Verbalizar o amor? Sempre!

A cena é habitual nos percursos escola-casa e casa-escola: a minha filha e eu vamos sentadas lado a lado e depois de alguns segundos em silêncio ela pega-me na mão e dá-lhe um beijinho, sem que eu faça ou diga alguma coisa. E depois acrescenta: “gosto de ti”. É uma ternura que me derrete o coração e de quem assiste.

Desta vez estava sentada à nossa frente uma senhora de cerca de 70 anos, que levou a mão ao peito. “A minha filha nunca, nem em adulta, me disse que gostava de mim…”, disse enternecida e algo triste.
Fiquei a pensar no assunto. Será esta geração, a minha, mais expansiva no que toca aos sentimentos? Falaremos mais de amor?

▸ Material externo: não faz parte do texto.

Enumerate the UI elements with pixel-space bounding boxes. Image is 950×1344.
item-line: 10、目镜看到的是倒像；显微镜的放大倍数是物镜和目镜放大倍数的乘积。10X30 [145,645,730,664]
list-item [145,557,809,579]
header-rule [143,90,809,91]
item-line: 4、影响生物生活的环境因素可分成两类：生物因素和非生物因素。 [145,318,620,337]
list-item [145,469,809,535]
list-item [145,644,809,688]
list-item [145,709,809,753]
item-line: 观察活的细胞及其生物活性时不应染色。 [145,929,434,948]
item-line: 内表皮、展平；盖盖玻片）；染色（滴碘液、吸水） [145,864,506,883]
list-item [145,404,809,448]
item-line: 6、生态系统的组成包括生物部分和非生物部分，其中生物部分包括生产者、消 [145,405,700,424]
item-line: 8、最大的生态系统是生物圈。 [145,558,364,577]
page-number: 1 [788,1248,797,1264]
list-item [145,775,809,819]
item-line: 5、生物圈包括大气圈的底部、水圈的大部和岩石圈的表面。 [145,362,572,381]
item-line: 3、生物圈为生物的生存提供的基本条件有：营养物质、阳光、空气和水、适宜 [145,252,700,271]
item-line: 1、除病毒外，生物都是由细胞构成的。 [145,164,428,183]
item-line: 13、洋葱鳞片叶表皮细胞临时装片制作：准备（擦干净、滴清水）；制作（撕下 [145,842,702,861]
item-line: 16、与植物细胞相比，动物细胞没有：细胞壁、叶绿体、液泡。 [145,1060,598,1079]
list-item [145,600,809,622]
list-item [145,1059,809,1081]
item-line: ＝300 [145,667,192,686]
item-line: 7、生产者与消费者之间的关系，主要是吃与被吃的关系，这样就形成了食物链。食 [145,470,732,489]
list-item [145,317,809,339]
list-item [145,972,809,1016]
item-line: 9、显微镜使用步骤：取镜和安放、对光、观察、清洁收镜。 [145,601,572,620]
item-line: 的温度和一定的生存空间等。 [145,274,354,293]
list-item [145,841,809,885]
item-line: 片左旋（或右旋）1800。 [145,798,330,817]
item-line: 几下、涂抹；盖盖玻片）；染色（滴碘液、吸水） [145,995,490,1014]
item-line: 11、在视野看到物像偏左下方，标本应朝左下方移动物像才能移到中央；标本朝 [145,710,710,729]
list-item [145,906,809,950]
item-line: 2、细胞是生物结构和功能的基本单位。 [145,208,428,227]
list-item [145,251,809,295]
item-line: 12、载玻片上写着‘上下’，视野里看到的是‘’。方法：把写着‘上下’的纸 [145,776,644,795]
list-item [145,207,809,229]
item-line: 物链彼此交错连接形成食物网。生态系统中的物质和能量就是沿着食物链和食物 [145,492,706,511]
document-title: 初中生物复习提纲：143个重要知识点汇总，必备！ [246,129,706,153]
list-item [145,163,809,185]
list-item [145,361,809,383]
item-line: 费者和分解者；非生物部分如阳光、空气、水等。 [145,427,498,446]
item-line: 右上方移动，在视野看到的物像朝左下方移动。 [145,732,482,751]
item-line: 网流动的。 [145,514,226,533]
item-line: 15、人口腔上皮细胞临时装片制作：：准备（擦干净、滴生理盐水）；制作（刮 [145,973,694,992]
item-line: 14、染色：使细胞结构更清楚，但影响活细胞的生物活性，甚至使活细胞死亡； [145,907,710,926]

A conclusão a que cheguei é que depende muito das famílias, é certo, mas acredito que sim. Não é preciso recuar muito para perceber que não era habitual esta troca afectiva de palavras em público, havia muito o “não dito”, para o bom e para o mau.
Eu próprio não cresci a dizer aos meus avós que gostava deles, por exemplo. E isso não significava que não gostasse, simplesmente não era suposto dizer-se, falar-se desse sentimento… Ainda há um ano sussurrei ao ouvido do meu avô paterno o quanto gostava dele. Foi a primeira vez e infelizmente não consigo ter a certeza se ele me conseguiu ouvir. Disse-o, eventualmente, tarde demais.
Mas também cresci a acreditar que o amor é muito mais que uma palavra, que é nos gestos e atitudes que ele vive e permanece. Quantas vezes vi um “amo-te” na boca de alguém que o dizia sem o sentir? Nunca o quis para mim e para mim é sagrado: se o sinto, digo-o, mas essa aprendizagem veio com o nascimento da minha filha.
Foi ela que me ensinou a viver o amor desta forma de gritar aos quatro ventos como somos sortudos. E ensino-lhe, através do exemplo, a dizer que gosta de mim dizendo-lhe que gosto dela. Vai sempre dormir depois de ouvir que a amo. Nunca a faço dizer, nunca lhe digo que diga a alguém só para deixar essa pessoa feliz. Ela já percebeu que há um momento para o dizer e pessoas a quem o dirigir. Portanto, se somos bafejados com essa sorte, aproveitemos. Se não somos, nada de ficar tristes, todos amamos as pessoas de formas diferentes e expressamos os nossos sentimentos de formas diferentes.
Deixei de esperar pela altura certa para dizer aos que me são importantes, que o são. Acho que a bolha de amor que se cria ao saber que somos gostados ajuda à nossa auto-estima, por exemplo. Ajuda um dia cinzento a receber alguns raios de sol. Ensina que devemos priorizar o positivo em vez do negativo.
Os dias nem sempre são fáceis, mas se alguém, onde quer que esteja, nos fizer chegar a mensagem de que somos importantes para eles, então há coisas que valem a pena. Mesmo num dia mau.
Por isso, sempre que a minha filha me disse “gosto de ti”, eu responderei de volta “eu é que gosto de ti” e estaremos nesta espiral do eu gosto mais até que nos cansemos e haja beijos nas bochechas e um abraço a selar o acordo: gostamos ambas, como haveríamos de não gostar?
Porque o amor é mesmo o melhor do mundo (então na boca dos nossos filhos, torna-se o paraíso…).
Amem muito. E não deixem para amanhã se o puderem dizer hoje.